Conclusa infatti la campagna principale, avrete a disposizione moltissime modalità che vi permetteranno di godere a pieno di questo titolo. Si va dai classici scontri 1 vs 1, che possono svolgersi online, in locale o contro l’intelligenza artificiale, all’allenamento, dalle Torri, dove dovrete sconfiggere i nemici per giungere fino in cima, alle missioni dedicate alla Fazione, fazione che sceglierete all’inizio del gioco e per cui guadagnerete punti ogni volta che concluderete uno scontro. Originale poi la modalità Re della Collina, che vi catapulterà in una stanza dove dovrete pazientemente attendere il vostro turno per sfidare il campione in carica; se vincerete diventerete voi l’uomo da battere, altrimenti dovrete andarvene a testa bassa dopo che gli altri giocatori in attesa avranno dato un voto alla vostra performance.

Volete organizzare qualcosa di più complesso o conoscere nuovi giocatori? Niente di più facile. Potete infatti entrare nelle Stanze per cercare nuovi amici ed avversari.

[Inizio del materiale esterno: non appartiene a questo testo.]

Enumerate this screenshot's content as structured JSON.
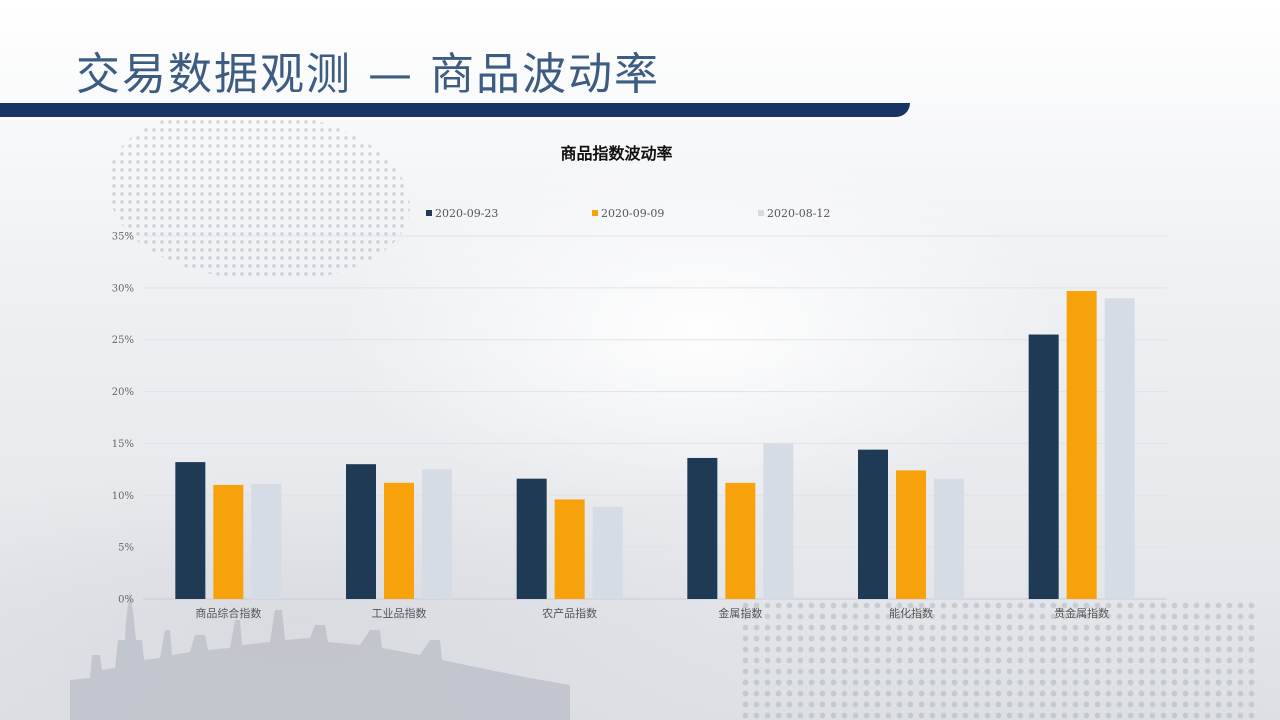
{
  "page": {
    "title": "交易数据观测 — 商品波动率"
  },
  "chart_data": {
    "type": "bar",
    "title": "商品指数波动率",
    "categories": [
      "商品综合指数",
      "工业品指数",
      "农产品指数",
      "金属指数",
      "能化指数",
      "贵金属指数"
    ],
    "series": [
      {
        "name": "2020-09-23",
        "color": "#1f3a55",
        "values": [
          13.2,
          13.0,
          11.6,
          13.6,
          14.4,
          25.5
        ]
      },
      {
        "name": "2020-09-09",
        "color": "#f7a20b",
        "values": [
          11.0,
          11.2,
          9.6,
          11.2,
          12.4,
          29.7
        ]
      },
      {
        "name": "2020-08-12",
        "color": "#d6dce5",
        "values": [
          11.1,
          12.5,
          8.9,
          15.0,
          11.6,
          29.0
        ]
      }
    ],
    "ylim": [
      0,
      35
    ],
    "yticks": [
      "0%",
      "5%",
      "10%",
      "15%",
      "20%",
      "25%",
      "30%",
      "35%"
    ],
    "ytick_values": [
      0,
      5,
      10,
      15,
      20,
      25,
      30,
      35
    ],
    "grid": true,
    "legend": "top-center"
  }
}
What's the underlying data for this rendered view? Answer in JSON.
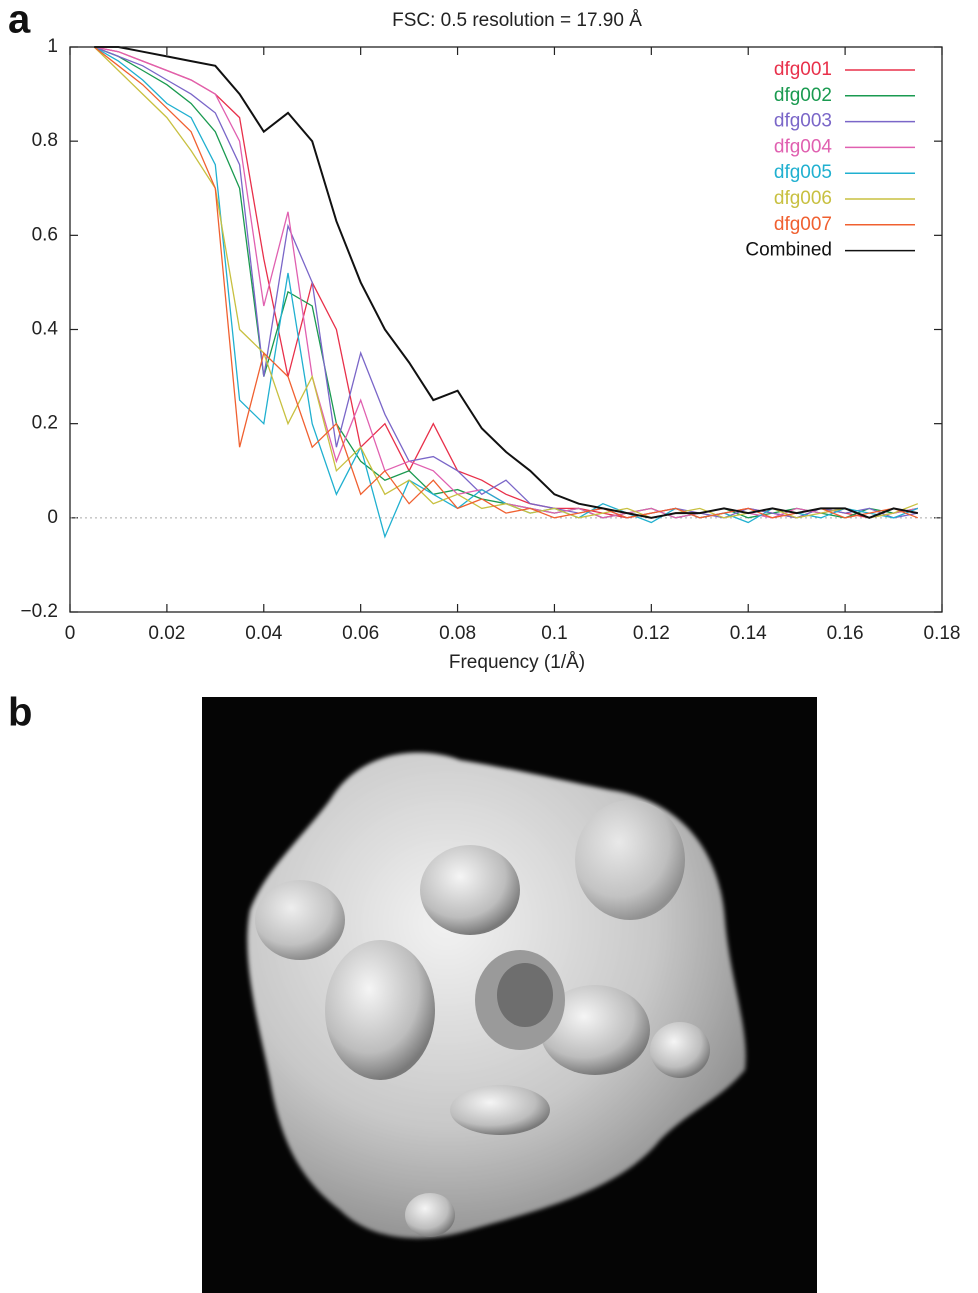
{
  "panel_labels": [
    "a",
    "b"
  ],
  "chart_data": {
    "type": "line",
    "title": "FSC: 0.5 resolution = 17.90 Å",
    "x_label": "Frequency (1/Å)",
    "x": [
      0.005,
      0.01,
      0.015,
      0.02,
      0.025,
      0.03,
      0.035,
      0.04,
      0.045,
      0.05,
      0.055,
      0.06,
      0.065,
      0.07,
      0.075,
      0.08,
      0.085,
      0.09,
      0.095,
      0.1,
      0.105,
      0.11,
      0.115,
      0.12,
      0.125,
      0.13,
      0.135,
      0.14,
      0.145,
      0.15,
      0.155,
      0.16,
      0.165,
      0.17,
      0.175
    ],
    "series": [
      {
        "name": "dfg001",
        "color": "#e8304a",
        "values": [
          1.0,
          0.99,
          0.97,
          0.95,
          0.93,
          0.9,
          0.85,
          0.55,
          0.3,
          0.5,
          0.4,
          0.15,
          0.2,
          0.1,
          0.2,
          0.1,
          0.08,
          0.05,
          0.03,
          0.02,
          0.02,
          0.01,
          0.0,
          0.01,
          0.02,
          0.0,
          0.01,
          0.02,
          0.01,
          0.0,
          0.02,
          0.01,
          0.0,
          0.02,
          0.01
        ]
      },
      {
        "name": "dfg002",
        "color": "#1a9a50",
        "values": [
          1.0,
          0.98,
          0.95,
          0.92,
          0.88,
          0.82,
          0.7,
          0.3,
          0.48,
          0.45,
          0.2,
          0.12,
          0.08,
          0.1,
          0.05,
          0.06,
          0.04,
          0.03,
          0.02,
          0.01,
          0.02,
          0.0,
          0.01,
          0.02,
          0.0,
          0.01,
          0.02,
          0.0,
          0.01,
          0.02,
          0.01,
          0.0,
          0.02,
          0.01,
          0.02
        ]
      },
      {
        "name": "dfg003",
        "color": "#7a66c8",
        "values": [
          1.0,
          0.98,
          0.96,
          0.93,
          0.9,
          0.86,
          0.75,
          0.3,
          0.62,
          0.5,
          0.15,
          0.35,
          0.22,
          0.12,
          0.13,
          0.1,
          0.05,
          0.08,
          0.03,
          0.02,
          0.01,
          0.02,
          0.0,
          0.01,
          0.02,
          0.01,
          0.0,
          0.02,
          0.01,
          0.0,
          0.02,
          0.01,
          0.02,
          0.0,
          0.01
        ]
      },
      {
        "name": "dfg004",
        "color": "#e060b0",
        "values": [
          1.0,
          0.99,
          0.97,
          0.95,
          0.93,
          0.9,
          0.8,
          0.45,
          0.65,
          0.3,
          0.12,
          0.25,
          0.1,
          0.12,
          0.1,
          0.05,
          0.06,
          0.03,
          0.02,
          0.01,
          0.02,
          0.0,
          0.01,
          0.02,
          0.0,
          0.01,
          0.02,
          0.01,
          0.0,
          0.02,
          0.01,
          0.02,
          0.0,
          0.01,
          0.02
        ]
      },
      {
        "name": "dfg005",
        "color": "#20b0d0",
        "values": [
          1.0,
          0.97,
          0.93,
          0.88,
          0.85,
          0.75,
          0.25,
          0.2,
          0.52,
          0.2,
          0.05,
          0.15,
          -0.04,
          0.08,
          0.05,
          0.02,
          0.06,
          0.03,
          0.01,
          0.02,
          0.0,
          0.03,
          0.01,
          -0.01,
          0.02,
          0.0,
          0.01,
          -0.01,
          0.02,
          0.01,
          0.0,
          0.02,
          0.01,
          0.0,
          0.02
        ]
      },
      {
        "name": "dfg006",
        "color": "#c8c040",
        "values": [
          1.0,
          0.95,
          0.9,
          0.85,
          0.78,
          0.7,
          0.4,
          0.35,
          0.2,
          0.3,
          0.1,
          0.15,
          0.05,
          0.08,
          0.03,
          0.05,
          0.02,
          0.03,
          0.01,
          0.02,
          0.0,
          0.01,
          0.02,
          0.0,
          0.01,
          0.02,
          0.0,
          0.01,
          0.02,
          0.0,
          0.01,
          0.02,
          0.0,
          0.01,
          0.03
        ]
      },
      {
        "name": "dfg007",
        "color": "#f06030",
        "values": [
          1.0,
          0.96,
          0.92,
          0.87,
          0.82,
          0.7,
          0.15,
          0.35,
          0.3,
          0.15,
          0.2,
          0.05,
          0.1,
          0.03,
          0.08,
          0.02,
          0.04,
          0.01,
          0.02,
          0.0,
          0.01,
          0.02,
          0.0,
          0.01,
          0.02,
          0.0,
          0.01,
          0.02,
          0.0,
          0.01,
          0.02,
          0.0,
          0.01,
          0.02,
          0.0
        ]
      },
      {
        "name": "Combined",
        "color": "#111111",
        "values": [
          1.0,
          1.0,
          0.99,
          0.98,
          0.97,
          0.96,
          0.9,
          0.82,
          0.86,
          0.8,
          0.63,
          0.5,
          0.4,
          0.33,
          0.25,
          0.27,
          0.19,
          0.14,
          0.1,
          0.05,
          0.03,
          0.02,
          0.01,
          0.0,
          0.01,
          0.01,
          0.02,
          0.01,
          0.02,
          0.01,
          0.02,
          0.02,
          0.0,
          0.02,
          0.01
        ]
      }
    ],
    "xlim": [
      0,
      0.18
    ],
    "xticks": [
      0,
      0.02,
      0.04,
      0.06,
      0.08,
      0.1,
      0.12,
      0.14,
      0.16,
      0.18
    ],
    "ylim": [
      -0.2,
      1
    ],
    "yticks": [
      {
        "value": -0.2,
        "label": "−0.2"
      },
      0,
      0.2,
      0.4,
      0.6,
      0.8,
      1
    ],
    "legend": "upper right",
    "zero_line": true
  }
}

Mortal Kombat X promette quindi di regalarvi ore ed ore di divertimento, proponendovi una vasta gamma di opzioni tra cui scegliere per evitare di farvi cadere nel tunnel della noia. Unica pecca purtroppo rimane il netcode; il matchmaking è piuttosto veloce ma lag e desync sono più frequenti di quanto vorremmo, soprattutto in un gioco dove bastano pochi secondi per finire smembrati dall’avversario.

Quitality

Vi siete allenati, avete combattuto con onore, avete fatto sfoggio di tutte le combo e le mosse speciali che avete imparato. State per vincere. È a questo punto che succede l’imprevedibile: il vostro pusillanime avversario se ne va prima della fine.

Purtroppo per lui i codardi non hanno vita facile nel nuovo capitolo di MK. Il rage quit viene punito con una Quitality. La testa del vostro avversario esplode e voi venite premiati con una Flawless Victory.

La Quitality è una novità, un esempio di come i NetherRealm abbiano saputo coniugare tradizione ed innovazione regalandoci un titolo dalla longevità estrema, in grado di intrattenerci per mesi grazie alla varietà di modalità, variazioni e missioni per la Fazione che riesce a regalarci. Insomma, Mortal Kombat X, nonostante qualche difetto come la scarsa longevità del single player e i pochi personaggi e arene a disposizione, si è rivelato un must-buy per tutti i fan dei picchiaduro a incontri.